Sellers Island, #29 |
I continued toward Apple Island, perhaps a bit slower-paced
than before. But I felt more ‘there.’ Maybe then I felt some of the
stress of the last week begin to slip away. As our season at Old Quarry
wound-down, we got the news that we needed to move out of the space in
Stonington where most of our belongings were stored, and Rebecca would need to
find a new studio. We’ve been transient for nearly four years now since we
moved out of our gallery and apartment in downtown Stonington, and we’ve lived
either in outfitter housing or in house-sits, but this approach was only possible
because we’ve lived with a tiny fraction of our belongings, the furniture and most
other household items stored away. So for more than a week we’d been moving
from one storage unit to another – an exercise in futility if there ever was
one – and to a new studio space for Rebecca.
I arrived at Apple Island and walked around, looking for a
photo to document my brief visit. It can be tough to find something interesting
when you only hop out of your boat for a few minutes. I felt hungry, but I
didn’t have any snacks – I usually paddled with granola bars stashed away in
various pockets, but this time I had none. But there were apples on the trees.

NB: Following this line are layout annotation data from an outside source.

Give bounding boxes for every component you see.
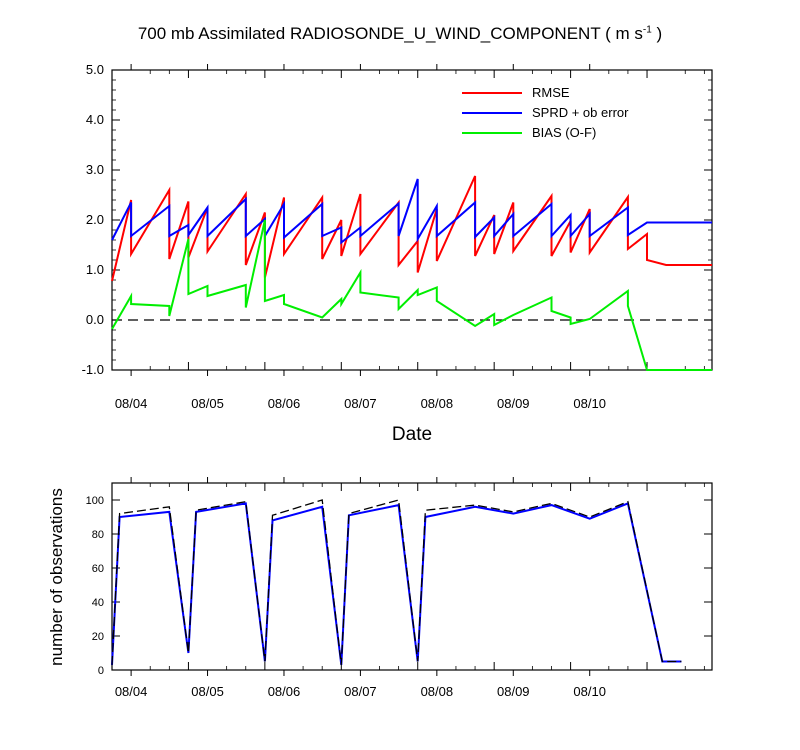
y-axis-title: number of observations [47, 488, 66, 666]
bottom-ytick-label: 100 [86, 495, 104, 507]
top-series-sprd-ob-error [111, 178, 712, 245]
top-ytick-label: 2.0 [86, 212, 104, 227]
bottom-ytick-label: 40 [92, 597, 104, 609]
bottom-frame [111, 482, 713, 671]
top-ytick-label: 4.0 [86, 112, 104, 127]
legend-label: BIAS (O-F) [532, 125, 596, 140]
bottom-series-total [111, 499, 682, 665]
chart-title-text: 700 mb Assimilated RADIOSONDE_U_WIND_COM… [137, 24, 643, 43]
top-ytick-label: 0.0 [86, 312, 104, 327]
chart-title: 700 mb Assimilated RADIOSONDE_U_WIND_COM… [0, 24, 800, 44]
bottom-ytick-label: 60 [92, 563, 104, 575]
bottom-xtick-label: 08/09 [497, 684, 530, 699]
top-xtick-label: 08/07 [344, 396, 377, 411]
bottom-xtick-label: 08/08 [421, 684, 454, 699]
bottom-xtick-label: 08/06 [268, 684, 301, 699]
bottom-ytick-label: 0 [98, 665, 104, 677]
top-ytick-label: 3.0 [86, 162, 104, 177]
top-series-bias-o-f [111, 219, 712, 371]
legend-label: SPRD + ob error [532, 105, 629, 120]
top-xtick-label: 08/09 [497, 396, 530, 411]
bottom-ytick-label: 20 [92, 631, 104, 643]
top-ytick-label: 5.0 [86, 62, 104, 77]
bottom-xtick-label: 08/10 [573, 684, 606, 699]
top-xtick-label: 08/05 [191, 396, 224, 411]
top-xtick-label: 08/08 [421, 396, 454, 411]
legend-label: RMSE [532, 85, 570, 100]
bottom-xtick-label: 08/04 [115, 684, 148, 699]
bottom-xtick-label: 08/07 [344, 684, 377, 699]
bottom-xtick-label: 08/05 [191, 684, 224, 699]
chart-title-close: ) [651, 24, 663, 43]
top-ytick-label: -1.0 [82, 362, 104, 377]
bottom-ytick-label: 80 [92, 529, 104, 541]
x-axis-title: Date [392, 424, 432, 445]
top-ytick-label: 1.0 [86, 262, 104, 277]
top-xtick-label: 08/04 [115, 396, 148, 411]
bottom-series-assimilated [111, 502, 682, 666]
top-series-rmse [111, 175, 712, 282]
top-xtick-label: 08/06 [268, 396, 301, 411]
top-xtick-label: 08/10 [573, 396, 606, 411]
chart-title-superscript: -1 [642, 24, 652, 36]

The lowest had been eaten by deer, but I found a stick and knocked one from a
higher branch, and it tasted perfect: sweet, crisp, as fresh as it gets. So I
knocked down a few more and stashed them in my day hatch.
Apple Island, #26 |
I went on to Campbell Island (27) and Sheep Island - Stinson
Neck (28) and then headed across the Reach, where I landed on Sellers (29) and
finally Little Hog (30). Somewhere in there I found my rhythm and the paddle
strokes came more naturally, with less effort. Then, with the current against
me, I stayed on the Brooklin side of the Reach, skirting the edges of Babson
and Little Babson Island to where I could paddle against a little less of the
flow to cross back to Deer Isle. The sun was sinking in the west – right over
Grays Cove. I pointed my bow below it and headed back.
Little Hog Island, #30 |
Notes:
There’s still a few days to take part in MITA’s 30-in-30 Challenge. You too could wear one of these hats.
In mid-September, I paddled a tandem with Joseph Rosendo,
host of the PBS series Joseph Rosendo’s
Travelscope. We were followed by a film crew in the NIGH DUCK who recorded
our conversations, including a stop on Hells Half Acre, where I had a lot to
say about the merits of the Maine Island Trail. The episode will air sometime
later next year.
This wasn't our year for doing big kayak trips, but we were able to enjoy the trips of others vicariously, and sometimes offer a little assistance. Cheri Perry and Turner Wilson, who together travel the world teaching, mostly Greenland skills, under the auspices of Kayakways, came through Stonington on their way downeast on a long coastal trip, and we just saw them a few days ago while they were driving home. I saw bits and pieces about their trip on Facebook, and hope someday to hear more about it.
In addition to moving stuff between storage units and studios, we've moved from Old Quarry into a an apartment we'll be sitting until next summer. It overlooks Stonington Harbor and is a short distance from the launch there.